Ornithischian dinozorları da homeotermi kanıtı gösterirken , aynı oluşumda bulunan monitör kertenkeleleri için durum böyle değil . Tyrannosaurus rex , homeotermi kanıtı gösterse de , bu mutlaka endotermik olduğu anlamına gelmez. Bu tür bir termoregülasyon , bazı deniz kaplumbağalarında olduğu gibi gigantotermi ile açıklanabilir.Bu nedenle, belirli büyük poikilotermler, uygun bir hacim/deri yüzey oranı sayesinde, nispeten yüksek bir vücut ısısını ve metabolizmayı koruyabilirler.
Tyrannosaurus'un lokomotor yetenekleriyle ilgili iki temel tartışma sorusu vardır : Nasıl dönebilir? ve en yüksek hızı neydi? Bu iki soru, onun avcı mı yoksa çöpçü mü olduğu tartışmasıyla bağlantılı.
Tyrannosaurus yavaş dönmüş olmalı, muhtemelen 45 ° dönmesi bir ila iki saniye sürmüş olmalı - karşılaştırma için dik duran ve kuyruğu olmayan Adam bir saniyenin çok küçük bir bölümünde dönebilir. Bu yavaşlık, dönmeye maruz kalan bir cismin direncini ölçen ve kütlenin büyük bir kısmı ağırlık merkezinden uzakta bulunan Tyrannosaurus'ta özellikle önemli olan atalet momentinden kaynaklanmaktadır . Sırtını ve kuyruğunu bükerek ve başını ve kollarını vücuduna yaklaştırarak bu direnci azaltabilirdi, tıpkı bir patencinin daha hızlı dönmesi gibi.
Bilim adamları hareket hızından fazla ilişkin çok sayıda şekiller ortaya koyduk Tyrannosaurus'un rex çoğu, yaklaşık 11 m / s ya da 40 km / s 5- minima, 11 m / s (18- 40 km / s ) ve maksimum yaklaşık 20 m/s ( 72 km/s ). Bu rakamlara ulaşmak için çeşitli tahmin teknikleri kullanılmıştır, çünkü büyük yürüyen theropodların sayısız ayak izleri varken, henüz koşmadıklarını gösteren hiçbir koşan theropod izine rastlanmamıştır.
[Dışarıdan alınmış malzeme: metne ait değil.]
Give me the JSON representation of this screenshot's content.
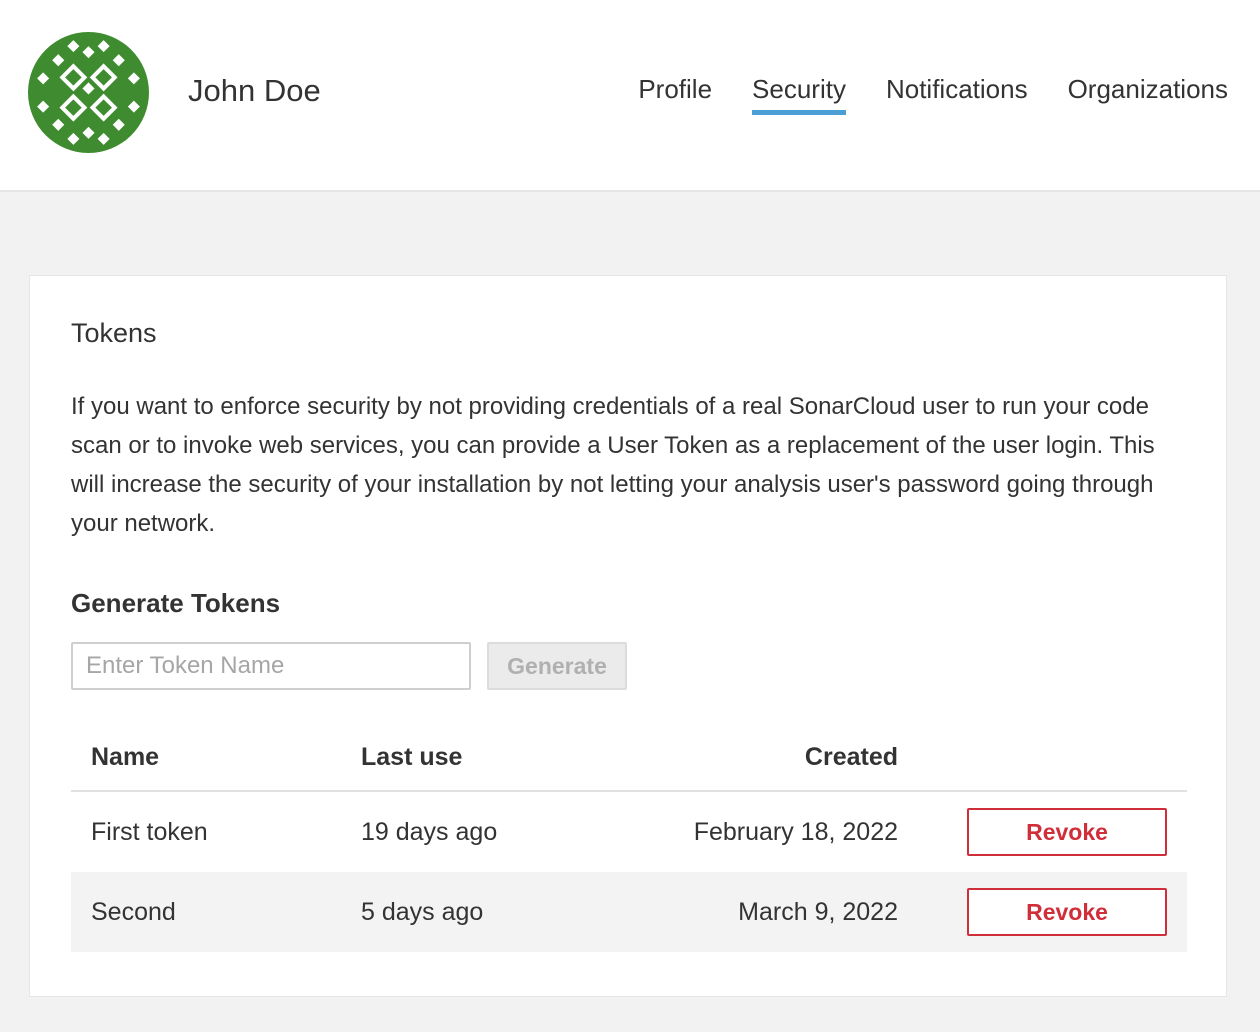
{
  "header": {
    "user_name": "John Doe",
    "avatar_color": "#3e8c2f",
    "active_tab_color": "#4b9fd5",
    "tabs": [
      {
        "label": "Profile"
      },
      {
        "label": "Security",
        "active": true
      },
      {
        "label": "Notifications"
      },
      {
        "label": "Organizations"
      }
    ]
  },
  "tokens": {
    "title": "Tokens",
    "description": "If you want to enforce security by not providing credentials of a real SonarCloud user to run your code scan or to invoke web services, you can provide a User Token as a replacement of the user login. This will increase the security of your installation by not letting your analysis user's password going through your network.",
    "generate_heading": "Generate Tokens",
    "input_placeholder": "Enter Token Name",
    "input_value": "",
    "generate_label": "Generate",
    "columns": {
      "name": "Name",
      "last_use": "Last use",
      "created": "Created"
    },
    "rows": [
      {
        "name": "First token",
        "last_use": "19 days ago",
        "created": "February 18, 2022",
        "action": "Revoke"
      },
      {
        "name": "Second",
        "last_use": "5 days ago",
        "created": "March 9, 2022",
        "action": "Revoke"
      }
    ],
    "revoke_color": "#d02f3a"
  }
}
Tyrannosaurus'un koşabildiğine inanan bilim adamları , bazı anatomik özelliklerin bir yetişkinin sadece 4,5 ton ağırlığında olmasına izin verdiğini ve deve kuşu veya at gibi uzun esnek bacaklara sahip bazı hayvanların daha yavaş ama daha uzun olması sayesinde yüksek hızlara ulaşabildiğine dikkat çekiyor. adımlar. Buna ek olarak, bazıları Tyrannosaurus'un günümüzde yaşayan herhangi bir hayvandan daha büyük alt ekstremite kaslarına sahip olduğunu ve bu da saatte 40 ila 70 kilometre hızla koşmasına izin verdiğini iddia ediyor .
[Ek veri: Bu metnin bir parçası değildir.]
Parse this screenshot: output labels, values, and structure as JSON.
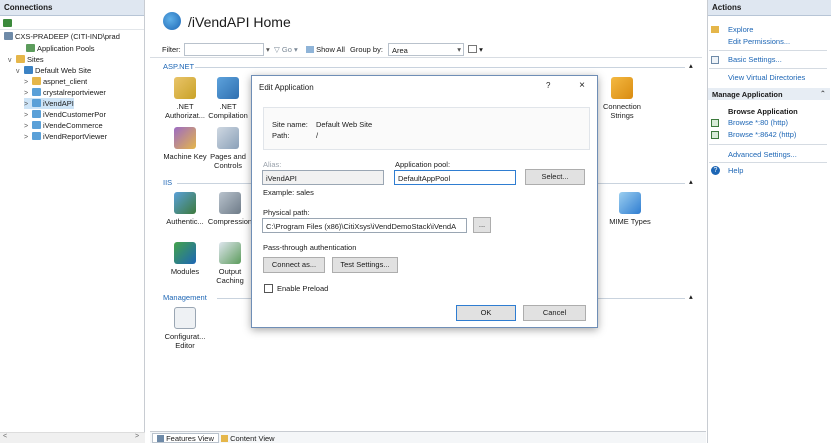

Jack Horner ve Don Lessem 1993'te Tyrannosaurus'un yavaş olduğunu ve muhtemelen koşamadığını (havada bir süspansiyon aşamasının varlığı) çünkü femurunun uzunluğunun tibiasının uzunluğuna oranının 1'den büyük olduğunu savundular. theropodlar ve modern filler gibi. Bununla birlikte, Holtz 1998'de tyrannosauridlerin ve ilgili grupların distal arka uzuv elemanlarına (ayak bileği, metatarsus ve ayak parmakları) diğer çoğu theropodun femur uzunluğundan önemli ölçüde daha uzun olduğunu ve tyrannosauridlerin ve ilgili grupların daha etkili bir metatarsları olduğunu yazdı. lokomotif kuvvetleri ayaktan bacağa erken theropodlara göre iletir. Tyrannosauridlerin ve ilgili grupların büyük theropodların en hızlısı olduğu sonucuna varıyor.
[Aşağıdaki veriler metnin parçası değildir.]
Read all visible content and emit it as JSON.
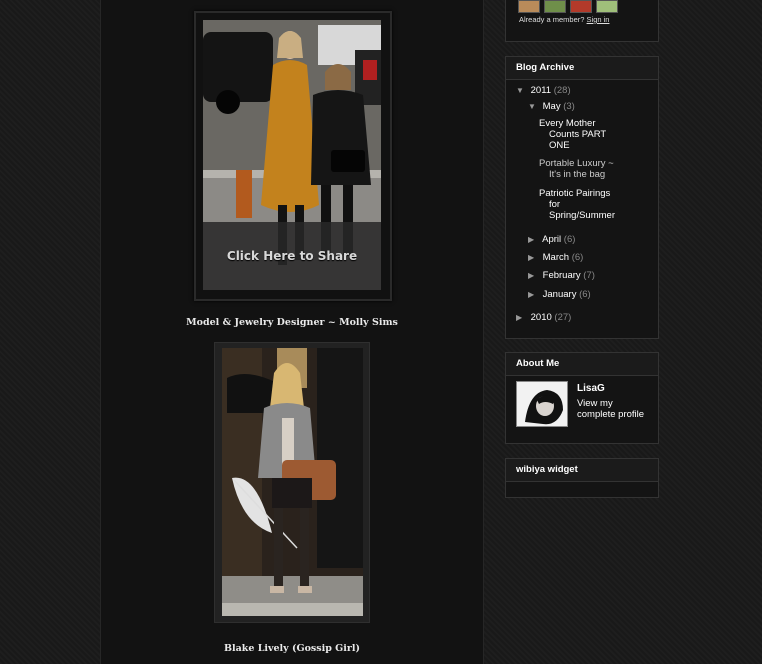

Christiansen, 1998'de Tyrannosaurus'un bacak kemiklerinin , en yüksek hızlarında nispeten sınırlı olan ve asla koşamayan (havada süspansiyon aşaması olmayan) fillerinkinden önemli ölçüde daha güçlü olmadığını yazdı ve Tyrannosaurus'un en yüksek hızının olması gerektiğini önerdi. bir insan sprinterin hızıyla karşılaştırılabilir olan saniyede yaklaşık 11 metre ( 40 km / s ) olabilir. Bu tahminin birçok şüpheli varsayıma bağlı olduğuna dikkat çekti.
Farlow ve meslektaşları bir o 1995 yılında savundu Tyrannosaurus onun göğüs yavaşlaması ile yere vurmak gibi, hızla hareket ederken düşerse 5.4 7.3 ton ağır veya ölümcül yaralar olacağını tartı. 6 g onun hafif silah etkisini azaltmak mümkün olmadan . Bununla birlikte, zürafa gibi hayvanlar, içerdiği riske rağmen 50 km / s hızla dörtnala gidebilirler ve bu nedenle, Tyrannosaurus'un da gerektiğinde ve bunun oluşturabileceği risklere rağmen hızlı hareket etmesi mümkündür .
Tyrannosaurus'un hareket hızı üzerine yapılan araştırmalar, 40 km/s'yi geçmeyen ılımlı bir tempoda ilerlemektedir . Örneğin, 2002 yılında Nature dergisinde , amacı bacaklarda 40 km/s'den daha hızlı koşmak için gereken kas kütlesini tahmin etmek olan bir matematiksel model sunuldu . Makale , toplam vücut kütlesinin %40 ila %86'sından fazlasını temsil eden çok büyük kaslar gerektireceğinden, 40 km/s üzerindeki hızlara ulaşmanın imkansız olduğu sonucuna varıyor . Eğer bu kaslar daha az kütleli olsaydı, ancak yaklaşık 18 km/s hıza ulaşılabilirdi. Tyrannosaurus kaslarının hacminin ne olduğu bilinmediği için bu modelleme hakkında sonuç çıkarmak zordur .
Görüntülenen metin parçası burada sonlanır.